Lors de la conférence des présidents du 17 octobre dernier, la présidente du groupe LFI-NUPES a indiqué faire usage, pour la création de la commission d'enquête prévue par cette proposition de résolution, du droit de tirage que le deuxième alinéa de l'article 141 de notre règlement reconnaît à chaque président de groupe d'opposition ou de groupe minoritaire, une fois par session ordinaire.
En conséquence, conformément au second alinéa de l'article 140 du règlement, il revient à notre commission de vérifier que les conditions requises pour la création de la commission d'enquête sont réunies. Je rappelle que c'est sur le plan de la recevabilité, et non de l'opportunité, que nous devons nous placer. En la matière, trois conditions sont requises.
En premier lieu, en application de l'article 137 du règlement, les propositions de résolution tendant à la création d'une commission d'enquête « doivent déterminer avec précision […] les faits qui donnent lieu à enquête ».

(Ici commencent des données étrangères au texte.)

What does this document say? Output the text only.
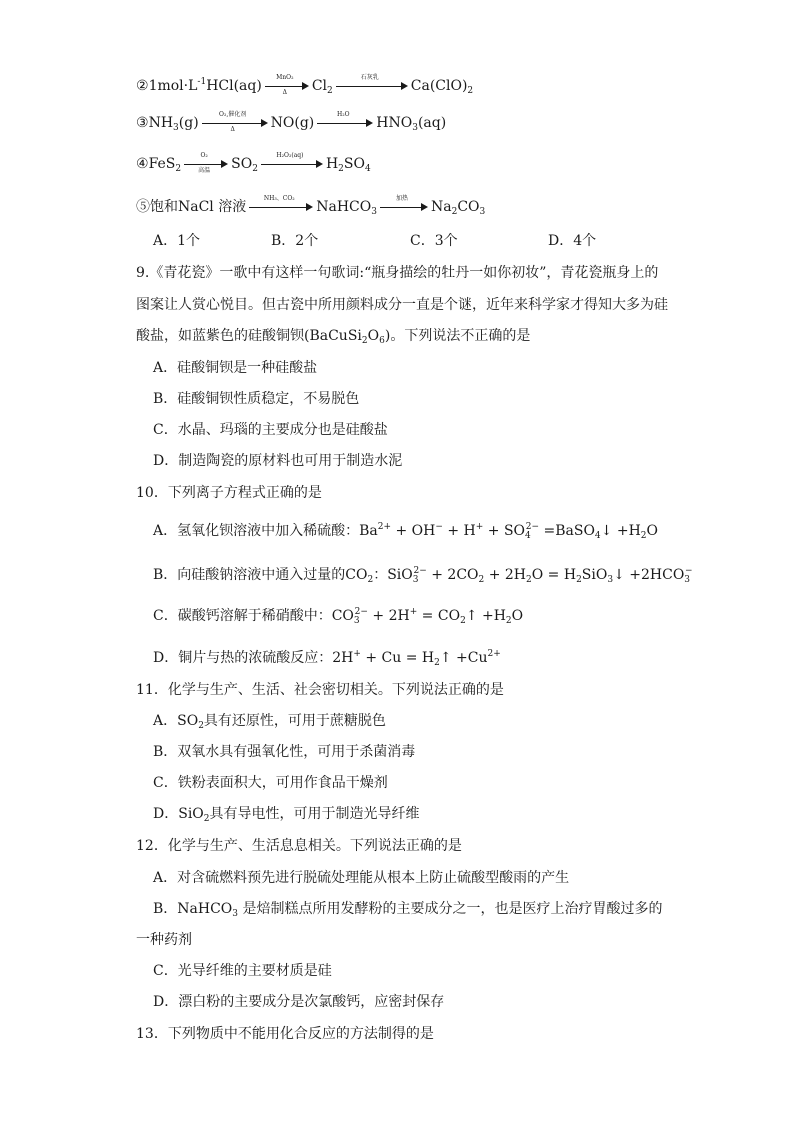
$②1mol\cdot L^{-1}HCl(aq)$
MnO₂
Δ	$Cl_2$
石灰乳
$Ca(ClO)_2$
$③NH_3(g)$
O₂,催化剂
Δ	NO(g)
H₂O
$HNO_3(aq)$
④FeS$_2$
O₂
高温	$SO_2$
H₂O₂(aq)
$H_2SO_4$
⑤饱和NaCl 溶液
NH₃、CO₂
NaHCO$_3$
加热
$Na_2CO_3$
A．1个	B．2个	C．3个	D．4个
9.《青花瓷》一歌中有这样一句歌词:“瓶身描绘的牡丹一如你初妆”，青花瓷瓶身上的
图案让人赏心悦目。但古瓷中所用颜料成分一直是个谜，近年来科学家才得知大多为硅
酸盐，如蓝紫色的硅酸铜钡$(BaCuSi_2O_6)$。下列说法不正确的是
A．硅酸铜钡是一种硅酸盐
B．硅酸铜钡性质稳定，不易脱色
C．水晶、玛瑙的主要成分也是硅酸盐
D．制造陶瓷的原材料也可用于制造水泥
10．下列离子方程式正确的是
A．氢氧化钡溶液中加入稀硫酸：$Ba^{2+} + OH^- + H^+ + SO_4^{2-}$ =BaSO$_4$↓ $+H_2O$
B．向硅酸钠溶液中通入过量的$CO_2$：$SiO_3^{2-} + 2CO_2 + 2H_2O$ = $H_2SiO_3↓ +2HCO_3^-$
C．碳酸钙溶解于稀硝酸中：$CO_3^{2-} + 2H^+$ = $CO_2↑ +H_2O$
D．铜片与热的浓硫酸反应：$2H^+ + Cu = H_2↑ +Cu^{2+}$
11．化学与生产、生活、社会密切相关。下列说法正确的是
A．$SO_2$具有还原性，可用于蔗糖脱色
B．双氧水具有强氧化性，可用于杀菌消毒
C．铁粉表面积大，可用作食品干燥剂
D．SiO$_2$具有导电性，可用于制造光导纤维
12．化学与生产、生活息息相关。下列说法正确的是
A．对含硫燃料预先进行脱硫处理能从根本上防止硫酸型酸雨的产生
B．NaHCO$_3$ 是焙制糕点所用发酵粉的主要成分之一，也是医疗上治疗胃酸过多的
一种药剂
C．光导纤维的主要材质是硅
D．漂白粉的主要成分是次氯酸钙，应密封保存
13．下列物质中不能用化合反应的方法制得的是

En l'occurrence, les faits semblent définis avec une précision suffisante puisque, selon l'article unique de la proposition de résolution, la commission d'enquête serait chargée de « faire toute la lumière sur les procédures d'attribution des autorisations de services de télévision à caractère national sur la télévision numérique terrestre, sur le respect des engagements pris par ces services de télévision et enfin sur les moyens de contrôle du respect de ces engagements mis en œuvre par l'Autorité de régulation de la communication audiovisuelle et numérique [Arcom] ».
L'exposé des motifs précise, par ailleurs, que les travaux de la commission porteraient plus spécifiquement sur la procédure d'attribution de fréquences pour la diffusion de chaînes de la TNT par l'Arcom, sur le respect des engagements pris par les chaînes bénéficiaires des autorisations d'usage de la ressource radioélectrique, notamment celles dont les contrats arrivent à échéance, et sur les moyens mis à la disposition de l'Arcom pour s'assurer du respect de ces engagements. Le premier critère est donc rempli.
En second lieu, de telles propositions de résolution sont recevables sauf si, dans l'année qui précède leur discussion, a eu lieu une commission d'enquête ayant le même objet. Ce n'est pas le cas en l'espèce, bien que les travaux de notre commission aient pu, à plusieurs occasions, aborder certaines thématiques évoquées par la proposition de résolution. Le deuxième critère de recevabilité est donc satisfait.
Enfin, en application de l'article 139 du règlement, une proposition de résolution ne peut être mise en discussion si le garde des Sceaux « fait connaître que des poursuites judiciaires sont en cours sur les faits ayant motivé le dépôt de la proposition ». Le troisième alinéa de l'article 6 de l'ordonnance du 17 novembre 1958 prévoit même que la mission d'une commission d'enquête déjà créée « prend fin dès l'ouverture d'une information judiciaire relative aux faits sur lesquels elle est chargée d'enquêter ».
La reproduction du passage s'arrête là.